Can we improve on the Drake Equation? Some scientists say yes. We’ve already explored how it doesn’t cope very well with the different types of stars or planetary systems we are finding, and some tinkering to factor in these variables may be required. Peter Ward and Donald Brownlee, in their book Rare Earth, wanted to add the number of planets with a large moon for the reasons given in part 2, as well as the proportion of planetary systems that have a gas giant in a similar location as Jupiter to sweep up comets that could potentially be heading our way (however computer simulations modelled by Jonti Horner, now at the University of Durham, and Barrie Jones of the Open University indicate that Jupiter may fling just as many comets our way as it deflects safety away). Conversely, adding in an extra factor for planetary systems without a hot jupiter may be necessary if the Kozai mechanism proves to be dominant. We should also consider that an advanced civilisation could have spread to other planets, widening the number of worlds with intelligent life, even if that life is not native, so David Brin suggests adding several new factors to the Drake Equation to address this, namely the velocity at which a ‘galactic empire’ can expand into space, and the lifetime of the zone of colonisation into which a species has expanded. Meanwhile, Milan Cirkovic of the Belgrade Astronomical Observatory in Serbia contemplates super-civilisations, millions or billions of years in advance of us. To such beings radio may be as antiquated as smoke signals, so Cirkovic recommends adding another factor to the equation, which is the ratio between the duration of the communication window before a species qualifies for super-civilisation status and leaves old technology like radio behind, and the overall longevity of said species. Because these super-civilisations would likely be impossible to contact, says Cirkovic, there’s little point including them in the Drake Equation.
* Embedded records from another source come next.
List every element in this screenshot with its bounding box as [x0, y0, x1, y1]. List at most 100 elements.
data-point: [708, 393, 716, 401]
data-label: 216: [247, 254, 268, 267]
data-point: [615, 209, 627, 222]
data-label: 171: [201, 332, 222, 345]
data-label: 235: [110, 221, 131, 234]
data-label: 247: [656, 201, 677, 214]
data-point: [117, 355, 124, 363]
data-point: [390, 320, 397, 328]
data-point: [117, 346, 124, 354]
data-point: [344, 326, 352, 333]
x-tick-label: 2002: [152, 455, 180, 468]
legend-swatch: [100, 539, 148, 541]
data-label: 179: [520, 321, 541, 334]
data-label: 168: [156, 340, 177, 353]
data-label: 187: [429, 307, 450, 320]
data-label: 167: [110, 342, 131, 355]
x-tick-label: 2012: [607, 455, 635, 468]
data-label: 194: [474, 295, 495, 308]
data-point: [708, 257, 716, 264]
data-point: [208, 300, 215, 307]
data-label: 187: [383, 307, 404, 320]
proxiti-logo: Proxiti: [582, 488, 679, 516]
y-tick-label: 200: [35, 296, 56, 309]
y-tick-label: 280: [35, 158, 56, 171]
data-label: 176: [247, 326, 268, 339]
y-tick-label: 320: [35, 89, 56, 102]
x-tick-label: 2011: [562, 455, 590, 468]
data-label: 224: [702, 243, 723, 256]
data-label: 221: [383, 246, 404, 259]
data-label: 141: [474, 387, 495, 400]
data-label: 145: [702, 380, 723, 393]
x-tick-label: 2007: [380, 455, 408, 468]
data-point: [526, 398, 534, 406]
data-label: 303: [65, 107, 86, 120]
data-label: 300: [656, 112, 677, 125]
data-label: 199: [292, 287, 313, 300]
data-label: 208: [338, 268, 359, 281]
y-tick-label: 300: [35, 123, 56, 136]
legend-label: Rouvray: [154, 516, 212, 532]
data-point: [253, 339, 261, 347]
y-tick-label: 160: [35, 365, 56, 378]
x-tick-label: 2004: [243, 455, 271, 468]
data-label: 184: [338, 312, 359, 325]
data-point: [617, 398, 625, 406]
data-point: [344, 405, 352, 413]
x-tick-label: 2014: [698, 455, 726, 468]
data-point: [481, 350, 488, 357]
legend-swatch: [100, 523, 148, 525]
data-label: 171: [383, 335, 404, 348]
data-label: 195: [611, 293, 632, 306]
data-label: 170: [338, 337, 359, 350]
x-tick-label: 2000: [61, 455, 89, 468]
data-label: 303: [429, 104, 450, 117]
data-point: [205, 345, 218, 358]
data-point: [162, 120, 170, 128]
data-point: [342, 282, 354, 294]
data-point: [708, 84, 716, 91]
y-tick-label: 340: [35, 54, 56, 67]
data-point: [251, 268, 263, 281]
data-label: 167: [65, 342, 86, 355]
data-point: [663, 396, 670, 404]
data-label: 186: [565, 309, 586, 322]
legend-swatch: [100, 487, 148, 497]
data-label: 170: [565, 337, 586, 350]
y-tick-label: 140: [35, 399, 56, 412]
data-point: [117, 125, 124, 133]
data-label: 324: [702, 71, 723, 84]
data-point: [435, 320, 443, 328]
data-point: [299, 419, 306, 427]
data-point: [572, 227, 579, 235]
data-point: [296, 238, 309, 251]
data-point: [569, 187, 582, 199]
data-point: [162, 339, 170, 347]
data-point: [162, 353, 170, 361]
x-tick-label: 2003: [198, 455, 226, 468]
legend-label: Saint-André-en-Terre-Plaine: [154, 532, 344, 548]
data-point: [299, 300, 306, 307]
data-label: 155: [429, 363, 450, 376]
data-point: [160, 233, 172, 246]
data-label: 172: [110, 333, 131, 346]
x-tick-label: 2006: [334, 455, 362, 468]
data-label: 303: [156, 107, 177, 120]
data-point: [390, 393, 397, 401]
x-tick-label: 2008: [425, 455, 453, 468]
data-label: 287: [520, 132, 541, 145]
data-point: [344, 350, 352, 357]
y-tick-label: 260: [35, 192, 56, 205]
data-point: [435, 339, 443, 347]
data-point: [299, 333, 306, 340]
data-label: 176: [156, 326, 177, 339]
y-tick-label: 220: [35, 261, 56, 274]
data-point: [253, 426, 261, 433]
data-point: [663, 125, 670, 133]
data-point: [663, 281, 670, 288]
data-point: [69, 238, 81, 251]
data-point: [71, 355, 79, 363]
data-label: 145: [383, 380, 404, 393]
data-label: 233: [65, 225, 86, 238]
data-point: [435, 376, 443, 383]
The Drake Equation has got a lot of stick over the years, perhaps some of which is deserved, but a lot of it isn’t. As an accurate measure of how many extraterrestrial civilisations are out there it fails miserably, but as a barometer of the kinds of things we need to know and come to terms with if we are to have any hope for our expectations of SETI being realistic, running through the equation is a useful exercise. Yes, we may not have any useful numbers for many of the equation’s factors, but it does tell us what things we are still ignorant about, and what we still have to learn, and that is a good start. Certainly, positive answers to the Drake Equation from the likes of Carl Sagan and Frank Drake himself have helped maintain enthusiasm for SETI over the last five decades. As they say, what is learned on the journey to discovery can be just as important as the discovery itself. Will the same be true for SETI? Only time will tell.